The Misaharaty is greatly respected in his neighborhood. He is considered to be a wise man. He is capable of memorizing all the names of the locals and therefore become very beneficial in many situations. Sheikh Ali, knew all the people in the neighborhood. He also knew what each did for a living. So he helped during the times when someone was in need, or missing. When I grew older I inherited the job from him besides my work as a car mechanic. I have been doing it for 28 years now, and Im hoping to pass it to my son so this magical job continues.

While the job of the Misaharaty is voluntary, residents of the neighborhood often tip him with food or cash when Ramadan is over. On the first day of Eid al-Fitr (the Festival) our house becomes crowded with Eid sweets and money as our neighbors visit us after the Eid prayer to celebrate the Eid.

Today, Cairo has both its modern and more ancient sides, and of course many Egyptians now use alarm clocks to fulfill the function of the traditional Misaharaty. Therefore, the art of the drummer is diminishing, though in some neighborhoods his work continues to be necessary.

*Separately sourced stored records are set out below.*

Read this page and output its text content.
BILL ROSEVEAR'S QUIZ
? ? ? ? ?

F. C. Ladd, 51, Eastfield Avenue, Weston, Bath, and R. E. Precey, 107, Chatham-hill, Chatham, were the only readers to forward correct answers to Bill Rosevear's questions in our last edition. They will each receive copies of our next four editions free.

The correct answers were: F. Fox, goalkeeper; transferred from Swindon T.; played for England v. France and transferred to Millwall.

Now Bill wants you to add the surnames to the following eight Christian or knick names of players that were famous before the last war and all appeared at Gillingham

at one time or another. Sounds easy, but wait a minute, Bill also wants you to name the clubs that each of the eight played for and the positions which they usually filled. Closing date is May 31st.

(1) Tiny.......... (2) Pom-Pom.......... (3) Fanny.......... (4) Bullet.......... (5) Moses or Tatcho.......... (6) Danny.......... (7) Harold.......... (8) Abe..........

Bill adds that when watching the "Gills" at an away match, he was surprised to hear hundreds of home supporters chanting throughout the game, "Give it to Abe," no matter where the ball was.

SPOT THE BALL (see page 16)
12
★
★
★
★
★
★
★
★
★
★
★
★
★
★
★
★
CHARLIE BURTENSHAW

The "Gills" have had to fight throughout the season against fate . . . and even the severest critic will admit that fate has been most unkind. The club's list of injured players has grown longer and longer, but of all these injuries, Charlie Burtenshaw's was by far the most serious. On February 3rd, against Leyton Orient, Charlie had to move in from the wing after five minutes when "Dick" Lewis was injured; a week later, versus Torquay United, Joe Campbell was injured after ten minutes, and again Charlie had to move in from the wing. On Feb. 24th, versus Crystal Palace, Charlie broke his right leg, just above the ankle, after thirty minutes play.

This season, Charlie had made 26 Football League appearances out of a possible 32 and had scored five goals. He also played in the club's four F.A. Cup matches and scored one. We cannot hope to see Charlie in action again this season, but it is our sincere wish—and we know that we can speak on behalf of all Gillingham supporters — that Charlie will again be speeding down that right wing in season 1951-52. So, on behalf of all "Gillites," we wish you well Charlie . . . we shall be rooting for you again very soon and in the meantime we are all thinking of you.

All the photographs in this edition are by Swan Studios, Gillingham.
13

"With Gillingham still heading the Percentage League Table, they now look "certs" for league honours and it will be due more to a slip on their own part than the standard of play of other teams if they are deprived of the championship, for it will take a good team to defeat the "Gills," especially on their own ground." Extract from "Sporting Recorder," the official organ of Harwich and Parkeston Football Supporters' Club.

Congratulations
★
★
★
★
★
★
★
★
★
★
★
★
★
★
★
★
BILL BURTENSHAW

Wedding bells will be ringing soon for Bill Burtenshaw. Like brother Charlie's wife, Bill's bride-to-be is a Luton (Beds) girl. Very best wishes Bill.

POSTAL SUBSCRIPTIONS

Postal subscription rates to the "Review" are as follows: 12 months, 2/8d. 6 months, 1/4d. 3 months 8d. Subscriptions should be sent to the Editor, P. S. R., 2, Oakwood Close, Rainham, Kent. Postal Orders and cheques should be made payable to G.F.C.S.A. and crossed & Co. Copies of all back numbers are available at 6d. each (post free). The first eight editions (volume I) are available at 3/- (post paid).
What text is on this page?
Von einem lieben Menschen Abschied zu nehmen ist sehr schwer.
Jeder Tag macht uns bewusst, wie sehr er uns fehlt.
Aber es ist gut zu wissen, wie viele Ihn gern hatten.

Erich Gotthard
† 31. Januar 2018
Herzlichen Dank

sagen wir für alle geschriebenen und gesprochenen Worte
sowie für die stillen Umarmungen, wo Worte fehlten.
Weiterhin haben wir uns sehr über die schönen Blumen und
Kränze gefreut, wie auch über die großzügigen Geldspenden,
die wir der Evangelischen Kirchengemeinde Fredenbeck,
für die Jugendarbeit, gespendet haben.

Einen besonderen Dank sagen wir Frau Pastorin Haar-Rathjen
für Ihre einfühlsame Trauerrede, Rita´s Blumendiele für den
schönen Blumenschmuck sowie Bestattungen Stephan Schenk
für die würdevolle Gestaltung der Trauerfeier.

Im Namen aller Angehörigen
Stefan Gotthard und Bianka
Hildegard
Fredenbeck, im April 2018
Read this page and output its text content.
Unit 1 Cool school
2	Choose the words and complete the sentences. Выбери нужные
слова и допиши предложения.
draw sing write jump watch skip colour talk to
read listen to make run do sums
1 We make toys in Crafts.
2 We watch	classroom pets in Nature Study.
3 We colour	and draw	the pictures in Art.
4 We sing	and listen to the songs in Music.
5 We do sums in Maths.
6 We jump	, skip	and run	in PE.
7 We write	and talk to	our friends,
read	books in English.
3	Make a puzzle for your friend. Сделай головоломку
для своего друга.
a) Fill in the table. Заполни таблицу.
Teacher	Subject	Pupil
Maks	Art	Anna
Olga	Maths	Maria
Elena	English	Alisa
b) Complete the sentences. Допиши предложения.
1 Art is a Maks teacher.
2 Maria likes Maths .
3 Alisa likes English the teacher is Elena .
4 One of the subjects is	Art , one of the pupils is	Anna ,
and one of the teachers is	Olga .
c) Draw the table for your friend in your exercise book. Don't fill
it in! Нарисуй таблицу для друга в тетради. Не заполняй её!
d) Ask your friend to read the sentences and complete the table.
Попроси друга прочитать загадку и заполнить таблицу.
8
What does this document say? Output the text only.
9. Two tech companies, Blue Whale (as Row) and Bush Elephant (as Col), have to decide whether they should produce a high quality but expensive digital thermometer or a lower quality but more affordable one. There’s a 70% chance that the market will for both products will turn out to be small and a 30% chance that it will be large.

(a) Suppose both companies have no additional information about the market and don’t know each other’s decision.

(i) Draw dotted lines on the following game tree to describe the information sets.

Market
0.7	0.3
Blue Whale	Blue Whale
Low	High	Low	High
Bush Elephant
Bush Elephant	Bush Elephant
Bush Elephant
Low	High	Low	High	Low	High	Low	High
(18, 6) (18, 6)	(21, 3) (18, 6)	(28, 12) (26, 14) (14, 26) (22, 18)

Misaharaty style Ramadan Lanterns

Halima Mitwaly, a 34 year-old mother regrets the loss of this magical tradition. He only visits those who need to be awakened. People like us. I think that the people who have alarm clocks to awake them dont need him and therefore he wont go to them. But if they want to see him they can visit him at our neighborhood. We see him everyday during Ramadan from behind our windows and and on our terraces.

Of course, tradition dies very hard in Egypt, so the Minsaharaty is likely to continue his trade for some years to come in Cairo, this city of so many wonders.